Shares of steel giant Companhia Siderurgica Nacional (NYSE: SID) stock surged 11% on the first trading day of the New Year. Shares of Companhia de Saneamento Basico do Estado de Sao Paulo (NYSE: SBS) -- popularly known as SABESP, a water and waste management business -- did even better, closing up 12%. And Centrais Eletricas Brasileiras (NYSE: EBR), the utility company commonly known as Electrobras?
It did arguably best of all, closing the day 18.9% higher.
What do all three of these stocks have in common? They all call Brazil their home.
Investors are bullish on Brazil's new president. Image source: Getty Images.
Yesterday -- a closed day for the market -- Bolsonaro was sworn in as Brazil's president, and in his inauguration speech promised to both "rescue Brazil from corruption" and "free Brazil" from socialism.

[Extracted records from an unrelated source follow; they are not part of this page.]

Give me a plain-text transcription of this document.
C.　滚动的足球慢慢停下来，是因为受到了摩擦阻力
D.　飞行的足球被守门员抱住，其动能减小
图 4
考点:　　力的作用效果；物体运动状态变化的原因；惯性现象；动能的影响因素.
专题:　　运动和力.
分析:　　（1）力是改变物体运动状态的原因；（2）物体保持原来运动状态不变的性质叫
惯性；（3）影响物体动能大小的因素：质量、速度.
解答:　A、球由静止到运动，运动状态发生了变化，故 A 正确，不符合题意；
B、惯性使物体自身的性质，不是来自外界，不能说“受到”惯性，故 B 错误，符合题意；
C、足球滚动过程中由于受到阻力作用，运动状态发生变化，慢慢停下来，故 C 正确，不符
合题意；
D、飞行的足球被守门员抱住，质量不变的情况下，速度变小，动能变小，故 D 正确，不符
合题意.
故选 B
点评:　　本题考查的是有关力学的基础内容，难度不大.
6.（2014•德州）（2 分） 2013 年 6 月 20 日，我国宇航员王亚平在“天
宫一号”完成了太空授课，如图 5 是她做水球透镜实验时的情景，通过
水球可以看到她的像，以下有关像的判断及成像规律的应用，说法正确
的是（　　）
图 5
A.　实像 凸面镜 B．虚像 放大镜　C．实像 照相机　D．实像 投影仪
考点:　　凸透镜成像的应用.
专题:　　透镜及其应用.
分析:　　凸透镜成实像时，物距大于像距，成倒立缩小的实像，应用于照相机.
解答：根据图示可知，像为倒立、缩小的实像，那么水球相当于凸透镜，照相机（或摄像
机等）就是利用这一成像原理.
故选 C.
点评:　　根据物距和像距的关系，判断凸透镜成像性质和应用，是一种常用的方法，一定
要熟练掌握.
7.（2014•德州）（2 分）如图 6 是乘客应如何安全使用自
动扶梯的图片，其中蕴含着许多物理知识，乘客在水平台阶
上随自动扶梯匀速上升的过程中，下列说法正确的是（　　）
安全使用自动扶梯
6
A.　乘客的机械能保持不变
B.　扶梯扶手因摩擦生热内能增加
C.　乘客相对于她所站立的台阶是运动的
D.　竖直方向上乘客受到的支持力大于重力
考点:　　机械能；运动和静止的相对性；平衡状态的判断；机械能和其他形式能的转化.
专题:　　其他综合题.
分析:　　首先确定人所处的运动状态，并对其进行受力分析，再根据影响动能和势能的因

Bolsonaro is known for having controversial positions, but investors seem encouraged by his campaign promises to enact market-friendly reforms, overhaul Brazil's pension system, and privatize state-owned companies so they will become more focused on profit. As a result, Brazilian stocks like Companhia Siderurgica Nacional, SABESP, and Electrobras more highly today in response.
Granted, we heard many of these same promises from Argentine President Mauricio Macri when he was elected president of Brazil's neighbor a little over three years ago -- and that hasn't worked out very well at all for investors in Argentine stocks.
The proof, as they say, will be in the pudding. If Bolsonaro follows through on his promises -- which is to say if Brazil's legislature and street protestors permit him to follow through -- then the country's election of a new president could well turn out to be as good news for investors as today's stock action on Brazilian stocks suggests it might be.
On the other hand, even a president's best intentions can be waylaid by a bad economy, and up until just a week ago, that was the possibility that had investors worried -- the risk that the U.S. in particular, but also the world in general, could be headed for recession. As investor-friendly as the news out of Brazil sounds today, don't assume that stocks are out of the woods just yet. This story could yet take a turn for the worse.